Chapitre 5. De l’admiration à la démolition : le marxisme
p. 47-50
Texte intégral
1Les relations avec le communisme aident à comprendre les passions et les itinéraires qui ont lancé la surenchère haineuse. L’engagement de R. Shetty au côté des communistes a été sincère et profond. Au milieu des années 1970, il se veut « un marxiste ». Il ne s’écarte pas de la variété locale de « matérialisme historique et dialectique »117, malgré sa méfiance à l’égard des représentants officiels. Il est peut-être moins légaliste et ne s’intéresse pas aux syndicats.
2À la fin de l’État d’urgence, à la recherche d’une « autre voie », il introduit les Dalit et la dimension de caste sur la scène. Il note : « Les castes unissent, les classes divisent »118, et remarque : « Les communistes ont loupé le coche de la révolution. » En 1978, il écrit : « Nous espérons la révolution, nous l’attendons, nous la vantons. Amis du monde, s’il-vous-plaît, aidez-nous à faire éclore cette révolution. » En 1980, dans Caste-Class Struggle Indigenous Marxism, il affirme : « La société du pays est donc divisée en classes », puis rectifie : « Celui qui est placé au sommet de la pyramide, il faut reconnaître le Brahmane, n’a aucunement besoin d’être riche. » Il a lu Periyar et quelque peu Ambedkar119. Il tente de les associer à sa foi persistante dans les idéaux de la « révolution de classe » en écrivant par exemple : « Periyar, Ambedkar, Lohia120, Phule, Narayan Guru, ont dédié leur vie à la destruction de la propriété privée. » Il vante la dictature du prolétariat, affirmant avec emphase : « Nous avons le plus grand respect pour le marxisme, le léninisme, le maoïsme121.» En 1988 : « Le monde compte deux grands révolutionnaires : Bhim Rao Ambedkar et Karl Marx122. » Il croit encore à la gauche, écrivant la même année : « Les Dalit et les tribaux ne demandent qu’à s’unir, la balle est dans le camp de la gauche123. » Il admoneste cette dernière, l’adjurant de se réveiller. Il ne s’adresse plus aux deux grands partis communistes, car « le CPI(M) », pour ne pas parler du CPI, « n’est plus intéressé par la révolution »124. Il place ses espérances dans des groupements qui pratiquent l’expérimentation sociale : le Satyashodak Communist Party de Sharad Patii125, ou le Sarva Shramik Sangh126, syndicat dirigé par des maratha127. Il donne la parole à des pionniers des « études Dalit », comme G. Omvedt128. Il cite de manière élogieuse des communistes isolés, comme Prabhakar Vaidya, à côté de la BAMCEF de K. Ram, décrite comme un « groupe de scientifiques de la défense devenus ambedkariens, dirigé par un Intouchable de la secte Ramdasi du Penjab »129.
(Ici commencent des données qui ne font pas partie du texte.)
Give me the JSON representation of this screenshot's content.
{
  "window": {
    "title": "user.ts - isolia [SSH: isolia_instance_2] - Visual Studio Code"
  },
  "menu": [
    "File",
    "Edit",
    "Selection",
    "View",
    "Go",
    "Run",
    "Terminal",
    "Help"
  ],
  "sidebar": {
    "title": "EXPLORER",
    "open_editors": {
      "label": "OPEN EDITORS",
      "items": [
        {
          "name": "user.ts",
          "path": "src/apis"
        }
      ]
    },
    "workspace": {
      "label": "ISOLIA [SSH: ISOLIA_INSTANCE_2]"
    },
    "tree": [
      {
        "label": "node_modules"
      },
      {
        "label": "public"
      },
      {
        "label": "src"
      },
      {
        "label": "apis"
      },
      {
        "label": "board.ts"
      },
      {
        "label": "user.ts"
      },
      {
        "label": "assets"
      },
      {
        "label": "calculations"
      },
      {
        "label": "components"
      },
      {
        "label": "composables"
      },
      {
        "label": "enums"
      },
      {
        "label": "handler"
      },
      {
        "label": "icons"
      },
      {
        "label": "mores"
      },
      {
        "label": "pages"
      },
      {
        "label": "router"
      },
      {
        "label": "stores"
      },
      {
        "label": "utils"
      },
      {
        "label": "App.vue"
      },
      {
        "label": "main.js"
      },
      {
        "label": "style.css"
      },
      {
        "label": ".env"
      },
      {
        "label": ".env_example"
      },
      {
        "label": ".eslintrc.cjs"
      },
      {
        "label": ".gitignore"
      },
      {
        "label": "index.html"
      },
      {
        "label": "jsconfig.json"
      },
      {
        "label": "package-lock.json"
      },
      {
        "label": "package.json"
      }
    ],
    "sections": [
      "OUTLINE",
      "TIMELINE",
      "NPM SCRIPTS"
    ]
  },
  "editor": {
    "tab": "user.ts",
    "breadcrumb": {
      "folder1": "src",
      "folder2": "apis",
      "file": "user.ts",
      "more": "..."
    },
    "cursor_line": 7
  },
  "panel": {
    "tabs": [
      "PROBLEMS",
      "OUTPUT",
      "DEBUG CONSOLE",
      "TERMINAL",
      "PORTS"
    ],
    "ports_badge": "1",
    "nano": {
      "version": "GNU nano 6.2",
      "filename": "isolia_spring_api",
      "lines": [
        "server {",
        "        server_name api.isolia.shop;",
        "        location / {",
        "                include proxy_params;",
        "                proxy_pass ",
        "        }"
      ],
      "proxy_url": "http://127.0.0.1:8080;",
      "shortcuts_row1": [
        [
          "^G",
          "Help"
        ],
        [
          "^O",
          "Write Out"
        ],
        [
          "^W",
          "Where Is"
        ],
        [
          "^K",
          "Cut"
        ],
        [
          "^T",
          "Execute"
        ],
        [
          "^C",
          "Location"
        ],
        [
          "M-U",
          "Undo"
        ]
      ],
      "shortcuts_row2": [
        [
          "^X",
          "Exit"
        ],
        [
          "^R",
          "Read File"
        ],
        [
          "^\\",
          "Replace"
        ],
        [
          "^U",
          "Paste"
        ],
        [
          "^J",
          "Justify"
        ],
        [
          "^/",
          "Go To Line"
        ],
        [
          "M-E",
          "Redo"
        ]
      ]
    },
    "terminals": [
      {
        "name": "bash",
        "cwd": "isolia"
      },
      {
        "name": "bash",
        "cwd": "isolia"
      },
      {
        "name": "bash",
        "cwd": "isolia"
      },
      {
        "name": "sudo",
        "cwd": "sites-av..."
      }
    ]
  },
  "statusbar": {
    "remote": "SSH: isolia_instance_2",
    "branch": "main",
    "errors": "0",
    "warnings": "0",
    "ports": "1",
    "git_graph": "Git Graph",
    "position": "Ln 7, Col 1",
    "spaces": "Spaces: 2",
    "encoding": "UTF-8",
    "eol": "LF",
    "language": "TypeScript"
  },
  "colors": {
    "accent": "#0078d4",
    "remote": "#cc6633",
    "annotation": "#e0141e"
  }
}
3Sa foi dans la gauche se fait vacillante. Cette dernière « se fait éjecter de toutes ses positions ». Il pense que « le pays n’attend plus que le fascisme »130. Sa pensée glisse, doucement au début puis de plus en plus vite, de la dictature du prolétariat à la dictature du « dalitariat », expression qui sera inventée par d’autres, au BSP, avec dalitbahujan samaj (la multitude opprimée ou plus exactement la société de la masse) durant les années 1980.
4La rupture a plusieurs causes. L’influence de personnalités anticommunistes dalit, chrétiens, musulmans et communistes repentis, est notable. Les diatribes anticommunistes d’A. Shourie, au début des années 1980, ont joué leur rôle. Cet ex-communiste qui fut son collègue à l’Indian Express était apprécié de Rajshekhar. L’émergence du Bahujan Samaj Party a ouvert une alternative aux partis de gauche, ce que n’avait pas fait le RPI. En 1986, un certain Mukherji – patronyme brahmane bengali anglicisé – affirme dans le courrier des lecteurs avoir « vu Marx dans le Ramayana ». Étant donné le statut des épopées hindoues dans la revue, la publication de ce courrier annonce le tournant. L’anticommunisme « arabe » de M. Khadafi et des dictateurs modernistes du Proche-Orient a aussi influencé Rajshekhar. Poussé par son dégoût des pratiques syndicales « qui ne visent qu’à renforcer les privilèges de la minorité de travailleurs du secteur organisé », angoissé par le passage de militants du CPI(M) et du CPI vers le nationalisme hindou, il ne lui reste qu’à faire du communisme un complot brahmane. Dès 1977, il se plaint de l’importance des Brahmanes dans la direction de la gauche en Inde. Le tournant capitaliste de la Chine (1980) ne trouble pas les prochinois indiens, les guérillas rurales étant déjà importantes dans certaines régions, mais il ébranle Rajshekhar. L’effondrement de l’Union Soviétique a en revanche un impact catastrophique sur la gauche laïque modérée en Inde. Le nationalisme hindou, la réislamisation et d’autres communautarismes sont venus combler le vide créé par l’effondrement du « modèle » marxiste131. Les changements d’allégeances ont d’abord touché l’intelligentsia. Pour la Voix des Dalit, qui explorait le cynisme politique et l’instrumentalisation des blessures identitaires, il n’était pas question de s’associer à des perdants.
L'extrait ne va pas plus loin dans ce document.